Vladimir Sergeyevich Solovyov

Cornell University Press
2009
pokkari
Solovyov's wisdom writings captivated several generations of poets and philosophers during the pre- and postrevolutionary periods in Russia and abroad. In particular, his Sophiology had a profound influence on such major figures of Russia's Silver Age as Alexander Blok, Andrei Belyi, Pavel Florensky, and Sergei Bulgakov. The founder of modern Russian philosophy, Vladimir Solovyov (1853-1900) is widely considered its greatest practitioner. Together with Dostoevsky and Tolstoy, he is one of the towering intellectual figures in late-nineteenth-century Russia, and his diverse writings influenced much of the non-Marxist tradition of twentieth-century Russian thought. Philosopher, journalist, poet, and playwright, Solovyov was also a mystic who claimed to have had three visions of Divine Sophia. This personification of wisdom with golden hair and a radiant aura echoes both the eternal feminine and the world soul. Rooted in Christian and Jewish mysticism, Eastern Orthodox iconography, Greek philosophy, and European romanticism, the Sophiology that suffuses Solovyov's philosophical and artistic works is both intellectually sophisticated and profoundly inspiring.
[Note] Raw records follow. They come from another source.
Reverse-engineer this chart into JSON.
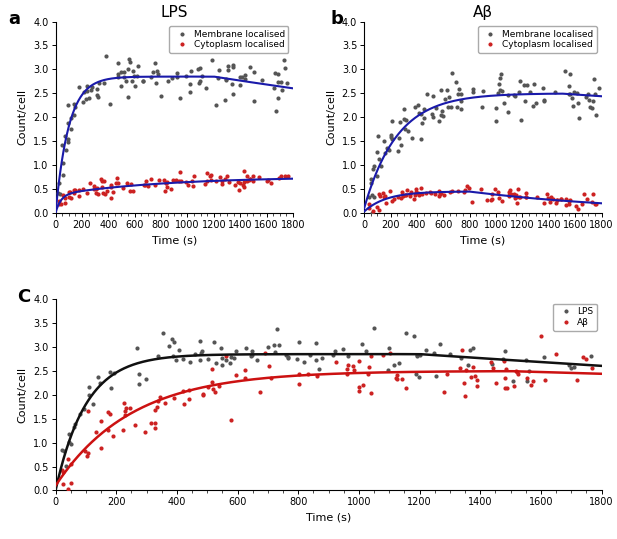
{
  "panel_a_title": "LPS",
  "panel_b_title": "Aβ",
  "xlabel": "Time (s)",
  "ylabel": "Count/cell",
  "xlim": [
    0,
    1800
  ],
  "ylim": [
    0,
    4.0
  ],
  "yticks": [
    0.0,
    0.5,
    1.0,
    1.5,
    2.0,
    2.5,
    3.0,
    3.5,
    4.0
  ],
  "xticks": [
    0,
    200,
    400,
    600,
    800,
    1000,
    1200,
    1400,
    1600,
    1800
  ],
  "dark_color": "#555555",
  "red_color": "#cc2222",
  "blue_fit_color": "#1a1aaa",
  "black_fit_color": "#111111",
  "red_fit_color": "#cc1111",
  "legend_a_entries": [
    "Membrane localised",
    "Cytoplasm localised"
  ],
  "legend_c_entries": [
    "LPS",
    "Aβ"
  ]
}
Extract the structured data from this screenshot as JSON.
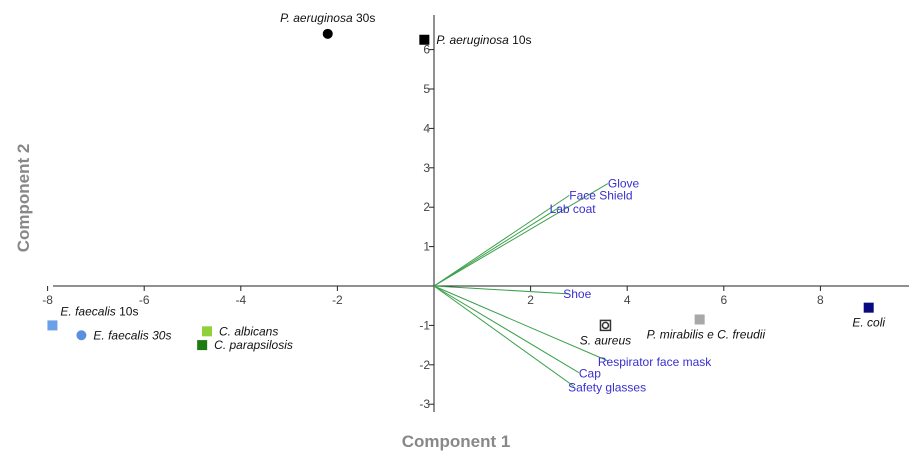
{
  "chart_data": {
    "type": "scatter",
    "title": "",
    "xlabel": "Component 1",
    "ylabel": "Component 2",
    "xlim": [
      -8,
      10
    ],
    "ylim": [
      -3,
      6.5
    ],
    "grid": false,
    "x_ticks": [
      "-8",
      "-6",
      "-4",
      "-2",
      "2",
      "4",
      "6",
      "8"
    ],
    "y_ticks": [
      "-3",
      "-2",
      "-1",
      "1",
      "2",
      "3",
      "4",
      "5",
      "6"
    ],
    "points": [
      {
        "name": "E. faecalis 10s",
        "label_parts": [
          {
            "text": "E. faecalis",
            "italic": true
          },
          {
            "text": " 10s",
            "italic": false
          }
        ],
        "x": -7.9,
        "y": -1.0,
        "marker": "square",
        "color": "#6aa0e8",
        "label_pos": "above-right"
      },
      {
        "name": "E. faecalis 30s",
        "label_parts": [
          {
            "text": "E. faecalis 30s",
            "italic": true
          }
        ],
        "x": -7.3,
        "y": -1.25,
        "marker": "circle",
        "color": "#5b8fdc",
        "label_pos": "right"
      },
      {
        "name": "C. albicans",
        "label_parts": [
          {
            "text": "C. albicans",
            "italic": true
          }
        ],
        "x": -4.7,
        "y": -1.15,
        "marker": "square",
        "color": "#8fd13a",
        "label_pos": "right"
      },
      {
        "name": "C. parapsilosis",
        "label_parts": [
          {
            "text": "C. parapsilosis",
            "italic": true
          }
        ],
        "x": -4.8,
        "y": -1.5,
        "marker": "square",
        "color": "#1e7a12",
        "label_pos": "right"
      },
      {
        "name": "P. aeruginosa 30s",
        "label_parts": [
          {
            "text": "P. aeruginosa",
            "italic": true
          },
          {
            "text": " 30s",
            "italic": false
          }
        ],
        "x": -2.2,
        "y": 6.4,
        "marker": "circle",
        "color": "#000000",
        "label_pos": "above"
      },
      {
        "name": "P. aeruginosa 10s",
        "label_parts": [
          {
            "text": "P. aeruginosa",
            "italic": true
          },
          {
            "text": " 10s",
            "italic": false
          }
        ],
        "x": -0.2,
        "y": 6.25,
        "marker": "square",
        "color": "#000000",
        "label_pos": "right"
      },
      {
        "name": "S. aureus",
        "label_parts": [
          {
            "text": "S. aureus",
            "italic": true
          }
        ],
        "x": 3.55,
        "y": -1.0,
        "marker": "hollow-circle",
        "color": "#333333",
        "label_pos": "below"
      },
      {
        "name": "P. mirabilis e C. freudii",
        "label_parts": [
          {
            "text": "P. mirabilis e C. freudii",
            "italic": true
          }
        ],
        "x": 5.5,
        "y": -0.85,
        "marker": "square",
        "color": "#a8a8a8",
        "label_pos": "below"
      },
      {
        "name": "E. coli",
        "label_parts": [
          {
            "text": "E. coli",
            "italic": true
          }
        ],
        "x": 9.0,
        "y": -0.55,
        "marker": "square",
        "color": "#0a0a80",
        "label_pos": "below"
      }
    ],
    "loadings": [
      {
        "name": "Glove",
        "x": 3.6,
        "y": 2.6
      },
      {
        "name": "Face Shield",
        "x": 2.8,
        "y": 2.3
      },
      {
        "name": "Lab coat",
        "x": 2.6,
        "y": 2.0
      },
      {
        "name": "Shoe",
        "x": 2.8,
        "y": -0.2
      },
      {
        "name": "Respirator face mask",
        "x": 3.6,
        "y": -1.9
      },
      {
        "name": "Cap",
        "x": 3.0,
        "y": -2.2
      },
      {
        "name": "Safety glasses",
        "x": 2.9,
        "y": -2.55
      }
    ],
    "loading_color": "#3aa04a",
    "loading_label_color": "#3a2fd0"
  }
}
Judith Deutsch Kornblatt brings together key texts from Solovyov's writings about Sophia: poetry, fiction, drama, and philosophy, all extensively annotated and some available in English for the first time (with assistance from the translators Boris Jakim and Laury Magnus). In the comprehensive introductory essay that encompasses the book's first half, Kornblatt establishes the historical, philosophical, religious, and literary context of Solovyov's Sophiology, emphasizing its connection to contemporaneous religious and philosophical thought as well as other social and cultural trends in Europe and the United States-for example, Solovyov's reactions to his changing world ran parallel to and sometimes intersected with those of Darwin, Nietzsche, and William James. Sophiology is once again finding enthusiasts both in Russia and among seekers around the world. The definitive introduction to Solovyov's wisdom and its profound impact on Russian thought and culture, Divine Sophia makes Solovyov's mystical visions and literary "re-visions" of Sophia accessible to scholars and lay readers alike.